Is Rob Cusack's best character? I've read that opinion, but I don't think so. When compared to the complexities and dimensions of Martin in Grosse Pointe Blank, and given the fact that Martin, himself, is much more sympathetic in his personal identity crisis, I think Cusack's best performance, the one that, at least, demonstrated more of his range, was Martin Blank. Yet, Rob Gordon is no small feat when he's a character that is, according to his creation and purpose for being, hard to love.

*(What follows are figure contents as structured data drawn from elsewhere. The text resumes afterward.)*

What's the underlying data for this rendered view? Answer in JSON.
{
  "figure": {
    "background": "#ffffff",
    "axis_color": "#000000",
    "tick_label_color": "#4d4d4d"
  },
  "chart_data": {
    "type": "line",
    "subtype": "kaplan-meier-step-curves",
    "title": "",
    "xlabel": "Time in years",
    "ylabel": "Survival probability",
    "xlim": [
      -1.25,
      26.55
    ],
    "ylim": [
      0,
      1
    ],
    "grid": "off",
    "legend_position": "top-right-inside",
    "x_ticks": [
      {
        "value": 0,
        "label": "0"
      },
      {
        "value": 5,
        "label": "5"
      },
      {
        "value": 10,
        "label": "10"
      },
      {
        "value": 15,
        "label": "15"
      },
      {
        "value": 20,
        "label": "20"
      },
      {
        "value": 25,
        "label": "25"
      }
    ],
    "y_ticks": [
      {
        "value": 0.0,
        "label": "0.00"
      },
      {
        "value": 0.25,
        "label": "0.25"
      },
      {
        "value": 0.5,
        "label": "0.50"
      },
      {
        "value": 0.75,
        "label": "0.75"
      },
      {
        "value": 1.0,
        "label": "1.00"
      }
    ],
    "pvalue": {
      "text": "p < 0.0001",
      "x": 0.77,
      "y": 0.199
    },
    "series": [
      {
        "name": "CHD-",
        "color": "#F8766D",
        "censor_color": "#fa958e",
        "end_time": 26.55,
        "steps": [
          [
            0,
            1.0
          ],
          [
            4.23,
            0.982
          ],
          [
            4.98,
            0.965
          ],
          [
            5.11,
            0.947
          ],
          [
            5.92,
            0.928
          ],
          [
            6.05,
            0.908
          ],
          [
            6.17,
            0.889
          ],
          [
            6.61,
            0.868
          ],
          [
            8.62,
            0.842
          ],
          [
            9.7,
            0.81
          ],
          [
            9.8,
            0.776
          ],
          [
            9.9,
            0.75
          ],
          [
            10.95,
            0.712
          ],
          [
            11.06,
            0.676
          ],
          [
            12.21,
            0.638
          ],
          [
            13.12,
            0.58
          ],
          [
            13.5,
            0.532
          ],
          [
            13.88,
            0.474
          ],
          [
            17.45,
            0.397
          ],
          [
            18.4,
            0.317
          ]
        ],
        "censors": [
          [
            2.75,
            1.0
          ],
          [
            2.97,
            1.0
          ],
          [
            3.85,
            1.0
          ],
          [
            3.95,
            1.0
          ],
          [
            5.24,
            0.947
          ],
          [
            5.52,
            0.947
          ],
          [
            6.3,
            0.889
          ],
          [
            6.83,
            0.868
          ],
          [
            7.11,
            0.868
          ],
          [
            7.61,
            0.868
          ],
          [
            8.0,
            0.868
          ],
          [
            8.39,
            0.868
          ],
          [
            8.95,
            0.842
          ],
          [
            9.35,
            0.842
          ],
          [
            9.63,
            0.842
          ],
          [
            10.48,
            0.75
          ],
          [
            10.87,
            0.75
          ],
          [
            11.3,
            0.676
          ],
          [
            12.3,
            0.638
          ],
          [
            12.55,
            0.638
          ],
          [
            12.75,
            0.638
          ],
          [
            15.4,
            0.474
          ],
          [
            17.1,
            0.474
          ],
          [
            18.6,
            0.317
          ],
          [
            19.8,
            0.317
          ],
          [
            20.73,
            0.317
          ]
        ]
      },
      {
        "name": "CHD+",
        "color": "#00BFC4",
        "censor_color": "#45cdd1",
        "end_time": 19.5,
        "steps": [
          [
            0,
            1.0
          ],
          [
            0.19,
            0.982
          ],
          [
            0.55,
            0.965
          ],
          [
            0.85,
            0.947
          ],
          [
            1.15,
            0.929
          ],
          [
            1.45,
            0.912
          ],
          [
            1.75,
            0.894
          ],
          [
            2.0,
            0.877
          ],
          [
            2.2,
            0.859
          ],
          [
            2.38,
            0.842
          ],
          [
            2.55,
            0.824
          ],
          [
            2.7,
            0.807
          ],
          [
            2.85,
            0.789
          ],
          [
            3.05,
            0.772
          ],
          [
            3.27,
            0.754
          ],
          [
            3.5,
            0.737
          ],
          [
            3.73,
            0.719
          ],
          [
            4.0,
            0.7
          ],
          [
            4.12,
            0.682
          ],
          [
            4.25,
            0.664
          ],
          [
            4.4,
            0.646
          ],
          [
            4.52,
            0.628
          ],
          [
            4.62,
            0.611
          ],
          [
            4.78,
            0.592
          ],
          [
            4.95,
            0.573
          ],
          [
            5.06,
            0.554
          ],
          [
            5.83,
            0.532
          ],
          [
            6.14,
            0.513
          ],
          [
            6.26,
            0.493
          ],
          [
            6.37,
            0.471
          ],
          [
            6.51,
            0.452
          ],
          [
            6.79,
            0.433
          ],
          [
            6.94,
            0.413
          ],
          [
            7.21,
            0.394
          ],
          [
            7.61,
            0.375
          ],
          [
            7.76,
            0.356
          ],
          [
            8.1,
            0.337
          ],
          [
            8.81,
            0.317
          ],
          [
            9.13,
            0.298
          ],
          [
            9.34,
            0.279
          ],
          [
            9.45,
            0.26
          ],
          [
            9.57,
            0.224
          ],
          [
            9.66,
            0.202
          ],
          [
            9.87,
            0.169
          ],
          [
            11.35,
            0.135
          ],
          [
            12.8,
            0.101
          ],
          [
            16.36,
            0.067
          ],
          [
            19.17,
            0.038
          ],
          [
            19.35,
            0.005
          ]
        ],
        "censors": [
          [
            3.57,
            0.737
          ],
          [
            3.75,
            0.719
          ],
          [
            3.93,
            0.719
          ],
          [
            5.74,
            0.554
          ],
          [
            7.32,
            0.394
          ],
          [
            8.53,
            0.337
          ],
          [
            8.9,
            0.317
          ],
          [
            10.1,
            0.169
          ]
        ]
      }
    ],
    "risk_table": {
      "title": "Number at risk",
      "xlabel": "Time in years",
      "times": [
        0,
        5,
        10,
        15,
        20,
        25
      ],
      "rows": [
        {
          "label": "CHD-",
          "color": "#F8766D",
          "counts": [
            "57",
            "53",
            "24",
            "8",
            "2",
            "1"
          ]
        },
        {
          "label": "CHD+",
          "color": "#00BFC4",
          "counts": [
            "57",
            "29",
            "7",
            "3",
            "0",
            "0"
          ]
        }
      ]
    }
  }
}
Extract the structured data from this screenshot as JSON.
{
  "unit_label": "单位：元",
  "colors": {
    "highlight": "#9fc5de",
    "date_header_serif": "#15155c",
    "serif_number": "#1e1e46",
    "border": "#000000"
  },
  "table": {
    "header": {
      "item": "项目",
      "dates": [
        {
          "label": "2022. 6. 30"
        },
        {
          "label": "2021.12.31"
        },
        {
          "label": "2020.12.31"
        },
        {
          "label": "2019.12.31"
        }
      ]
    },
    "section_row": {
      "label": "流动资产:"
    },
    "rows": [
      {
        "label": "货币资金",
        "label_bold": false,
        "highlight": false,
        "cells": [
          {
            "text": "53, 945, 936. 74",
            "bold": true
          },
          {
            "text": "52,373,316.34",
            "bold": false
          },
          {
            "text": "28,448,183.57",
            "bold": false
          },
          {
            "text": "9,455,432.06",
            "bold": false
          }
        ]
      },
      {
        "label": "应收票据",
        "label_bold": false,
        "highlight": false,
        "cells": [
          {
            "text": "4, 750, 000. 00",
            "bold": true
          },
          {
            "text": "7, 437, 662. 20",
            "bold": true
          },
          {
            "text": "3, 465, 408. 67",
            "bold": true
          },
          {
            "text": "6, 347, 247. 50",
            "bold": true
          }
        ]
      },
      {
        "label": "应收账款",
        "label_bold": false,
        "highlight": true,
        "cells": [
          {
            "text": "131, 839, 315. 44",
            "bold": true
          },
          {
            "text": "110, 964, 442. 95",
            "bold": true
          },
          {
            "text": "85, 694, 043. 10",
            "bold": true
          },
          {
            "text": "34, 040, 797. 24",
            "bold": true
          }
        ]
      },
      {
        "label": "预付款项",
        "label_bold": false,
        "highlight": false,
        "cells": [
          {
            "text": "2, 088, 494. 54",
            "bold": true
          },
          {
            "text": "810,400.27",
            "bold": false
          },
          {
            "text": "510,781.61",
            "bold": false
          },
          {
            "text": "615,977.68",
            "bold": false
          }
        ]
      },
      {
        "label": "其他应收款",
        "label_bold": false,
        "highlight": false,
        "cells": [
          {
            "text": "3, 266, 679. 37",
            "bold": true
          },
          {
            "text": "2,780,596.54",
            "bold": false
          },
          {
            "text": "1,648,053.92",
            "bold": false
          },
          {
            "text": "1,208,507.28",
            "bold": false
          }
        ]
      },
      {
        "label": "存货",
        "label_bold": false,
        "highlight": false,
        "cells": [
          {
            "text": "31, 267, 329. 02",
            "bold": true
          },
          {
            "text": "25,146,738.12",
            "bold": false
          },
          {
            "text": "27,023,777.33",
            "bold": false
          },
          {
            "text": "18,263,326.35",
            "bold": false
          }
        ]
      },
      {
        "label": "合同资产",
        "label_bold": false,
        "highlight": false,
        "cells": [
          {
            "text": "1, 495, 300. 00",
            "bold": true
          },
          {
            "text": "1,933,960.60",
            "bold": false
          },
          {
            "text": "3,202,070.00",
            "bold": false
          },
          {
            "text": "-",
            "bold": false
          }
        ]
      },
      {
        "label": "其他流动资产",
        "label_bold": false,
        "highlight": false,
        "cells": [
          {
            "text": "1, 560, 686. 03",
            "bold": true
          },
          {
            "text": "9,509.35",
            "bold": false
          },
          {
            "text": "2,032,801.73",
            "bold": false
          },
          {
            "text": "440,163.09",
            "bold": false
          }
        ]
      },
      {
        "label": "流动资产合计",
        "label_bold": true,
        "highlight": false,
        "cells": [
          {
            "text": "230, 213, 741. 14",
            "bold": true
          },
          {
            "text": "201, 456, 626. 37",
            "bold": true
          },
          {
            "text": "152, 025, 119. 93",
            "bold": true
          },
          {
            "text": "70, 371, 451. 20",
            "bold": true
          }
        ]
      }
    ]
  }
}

The journey itself, the story of Rob, is also a worthwhile story. High Fidelity straddles the conventions of romantic comedy, but it's a romantic comedy with an edge. The inevitable happy ending is approached from, possibly, the wrong end, the nostalgia and over-analysis of dwelling on the past as opposed to the gloss-over-the-details, rosy haze of a hopeful future, and this approach makes the film engaging and relevant to the viewer. Add to that some key supporting performances, especially by Jack Black, who, with his own brand of frenetic energy and gift for physical comedic expression, steals practically every scene he is in, and High Fidelity's high-concept idea remains entertaining, even as the film smacks of the insidious self-importance that Rob and his musical minions ascribe to their snobbish critiques of the average record-purchaser. Rob learns something about himself in the end, though, which is what redeems his story, his journey, and the film, all of which the viewer is supposed to enjoy.

Thus, High Fidelity is cautiously lovable, even as it betrays some sort of quasi-bourgeois mentality that fuels its misguided main character. I think the film, as a result, merits a 7.5, between shaky but entertaining and having minor flaws but being very good. I do not believe that the film passes the test, however, While Rob's story reads well in the liner notes, the play-out of his personal journey skips a few grooves and does not make me feel as if the film warrants a repeat viewing, even if the Top 5 concept turns out to be the film's best, most interesting, and most quotable legacy.